Paradoxalement, lorsqu’il est inclus dans la classe de 5ième, accompagné par un interface en langue des signes, Alexandre devient un autre. Non pas qu’il brille particulièrement dans ces disciplines (il a même quelques difficultés en EPS en raison de sa corpulence), mais il a un comportement d’élève : pas de résistance manifeste, participation aux cours, et même application dans les tâches (note l’enseignante d’arts plastiques).
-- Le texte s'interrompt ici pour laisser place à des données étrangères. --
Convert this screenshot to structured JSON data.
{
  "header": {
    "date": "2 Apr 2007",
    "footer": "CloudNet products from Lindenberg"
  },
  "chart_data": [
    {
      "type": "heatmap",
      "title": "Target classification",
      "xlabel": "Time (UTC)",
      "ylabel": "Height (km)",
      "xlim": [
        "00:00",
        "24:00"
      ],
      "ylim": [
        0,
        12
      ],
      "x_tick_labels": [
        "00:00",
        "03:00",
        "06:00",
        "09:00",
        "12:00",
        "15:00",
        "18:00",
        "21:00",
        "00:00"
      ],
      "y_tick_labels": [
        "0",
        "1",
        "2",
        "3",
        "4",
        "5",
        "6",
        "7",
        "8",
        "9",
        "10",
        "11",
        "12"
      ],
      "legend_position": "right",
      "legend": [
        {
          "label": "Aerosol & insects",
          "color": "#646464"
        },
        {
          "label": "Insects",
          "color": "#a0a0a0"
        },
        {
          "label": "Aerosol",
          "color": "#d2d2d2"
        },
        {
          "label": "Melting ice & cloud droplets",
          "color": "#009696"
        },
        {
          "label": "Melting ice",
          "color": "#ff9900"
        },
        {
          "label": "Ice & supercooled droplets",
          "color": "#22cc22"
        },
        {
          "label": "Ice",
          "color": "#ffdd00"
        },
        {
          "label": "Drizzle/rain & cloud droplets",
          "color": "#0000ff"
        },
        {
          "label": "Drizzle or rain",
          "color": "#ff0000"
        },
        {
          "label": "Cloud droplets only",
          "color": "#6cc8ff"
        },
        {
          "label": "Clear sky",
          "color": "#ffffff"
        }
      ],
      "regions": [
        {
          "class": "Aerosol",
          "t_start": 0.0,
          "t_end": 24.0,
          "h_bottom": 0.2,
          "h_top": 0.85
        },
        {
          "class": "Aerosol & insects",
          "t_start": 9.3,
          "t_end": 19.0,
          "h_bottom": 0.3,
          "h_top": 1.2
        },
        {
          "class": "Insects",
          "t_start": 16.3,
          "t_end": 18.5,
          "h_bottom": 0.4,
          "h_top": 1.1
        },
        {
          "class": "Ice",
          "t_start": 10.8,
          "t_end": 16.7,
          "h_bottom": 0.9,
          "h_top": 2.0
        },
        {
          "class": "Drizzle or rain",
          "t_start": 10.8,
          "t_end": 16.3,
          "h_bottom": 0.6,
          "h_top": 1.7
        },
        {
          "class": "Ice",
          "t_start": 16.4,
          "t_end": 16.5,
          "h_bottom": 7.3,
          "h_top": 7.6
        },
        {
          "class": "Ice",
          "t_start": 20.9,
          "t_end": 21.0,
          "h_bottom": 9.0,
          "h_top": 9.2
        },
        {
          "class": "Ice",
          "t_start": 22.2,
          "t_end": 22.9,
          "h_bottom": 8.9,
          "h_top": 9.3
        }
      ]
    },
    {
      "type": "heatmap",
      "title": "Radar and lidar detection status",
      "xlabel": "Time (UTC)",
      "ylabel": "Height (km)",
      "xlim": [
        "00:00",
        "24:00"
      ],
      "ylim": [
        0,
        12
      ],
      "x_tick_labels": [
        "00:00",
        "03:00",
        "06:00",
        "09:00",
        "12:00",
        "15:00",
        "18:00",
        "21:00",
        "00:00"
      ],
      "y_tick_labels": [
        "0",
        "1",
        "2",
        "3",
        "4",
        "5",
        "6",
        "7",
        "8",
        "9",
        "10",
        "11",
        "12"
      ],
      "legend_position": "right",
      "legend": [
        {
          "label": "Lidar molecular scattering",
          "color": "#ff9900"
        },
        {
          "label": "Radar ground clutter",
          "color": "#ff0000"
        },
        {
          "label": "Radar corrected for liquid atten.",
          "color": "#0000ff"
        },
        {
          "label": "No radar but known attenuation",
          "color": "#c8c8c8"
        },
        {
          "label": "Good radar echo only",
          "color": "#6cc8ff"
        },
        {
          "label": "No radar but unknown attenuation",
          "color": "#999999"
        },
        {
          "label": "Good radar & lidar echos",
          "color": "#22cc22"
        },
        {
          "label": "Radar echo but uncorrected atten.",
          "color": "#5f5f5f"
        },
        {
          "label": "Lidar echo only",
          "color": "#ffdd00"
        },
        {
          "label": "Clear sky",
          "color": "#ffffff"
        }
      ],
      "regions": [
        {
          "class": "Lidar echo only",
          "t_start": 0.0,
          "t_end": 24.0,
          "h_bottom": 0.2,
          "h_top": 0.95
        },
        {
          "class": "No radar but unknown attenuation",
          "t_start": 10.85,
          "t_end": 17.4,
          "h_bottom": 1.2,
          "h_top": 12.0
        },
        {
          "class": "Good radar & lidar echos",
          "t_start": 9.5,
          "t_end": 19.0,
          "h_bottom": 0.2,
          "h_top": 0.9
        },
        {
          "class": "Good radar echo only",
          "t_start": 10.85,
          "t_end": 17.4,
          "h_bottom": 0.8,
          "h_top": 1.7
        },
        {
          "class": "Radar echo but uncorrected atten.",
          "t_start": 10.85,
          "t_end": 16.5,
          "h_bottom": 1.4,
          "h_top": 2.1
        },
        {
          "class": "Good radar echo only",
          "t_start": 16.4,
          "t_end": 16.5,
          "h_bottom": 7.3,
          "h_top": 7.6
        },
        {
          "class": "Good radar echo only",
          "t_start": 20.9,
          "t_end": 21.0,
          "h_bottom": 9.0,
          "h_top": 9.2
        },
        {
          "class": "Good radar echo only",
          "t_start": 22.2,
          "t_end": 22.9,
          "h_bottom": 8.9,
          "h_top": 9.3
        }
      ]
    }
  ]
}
Quelques moins auparavant, il s’était agi de définir le projet personnalisé de scolarisation d’Alexandre. L’une des questions qui se posait était de poursuivre, ou non, ces temps d’inclusion. Au regard de la manière dont les choses se passaient dans ces deux disciplines, il n’apparaissait pas de contre-indication à la poursuite de ce parcours. N’étaient les vives objections des enseignants spécialisés, ceux de la classe spécialisée, qui au regard de ce qui se passait dans leurs propres cours, ne pouvaient se représenter que cela se passe ainsi dans les temps d’inclusion. Ceux-ci étaient prêts, non à développer et expérimenter quelques temps supplémentaires d’inclusion dans d’autres disciplines comme cela aurait pu se concevoir à partir de l’expérience scolaire observée, mais à préconiser une autre orientation, s’il en existait, vers des dispositifs encore plus spécialisés, pour enfants sourds en difficultés scolaires et avec des troubles du comportement.

Comment expliquer cette situation paradoxale ? Il y a certainement de multiples facteurs explicatifs, mais parmi ceux-ci, on peut évoquer le facteur négatif du dispositif spécialisé : c’est bien celui-ci qui, pour de raisons que les spécialistes ne maîtrisent pas, produit un effet de résistance. Refus du handicap ? Refus de la ségrégation ? Refus d’être en échec ? Refus d’être avec des semblables ? Nous l’ignorions. Toujours est-il que les « symptômes » de résistance « disparaissaient » dans l’environnement ordinaire, malgré l’écart avec les compétences maitrisées par les autres élèves.

De là à dire que l’inclusion « guérit » des symptômes d’une stigmatisation instituée par un dispositif spécialisé, il y a un fossé que je me garderai de franchir. Mais peut-être que la valorisation d’un rôle social d’élève, dans un fonctionnement ordinaire d’élève, favorise-t-elle une certaine participation sociale qu’un dispositif spécialisés fait vivre comme dévalorisation des rôles sociaux.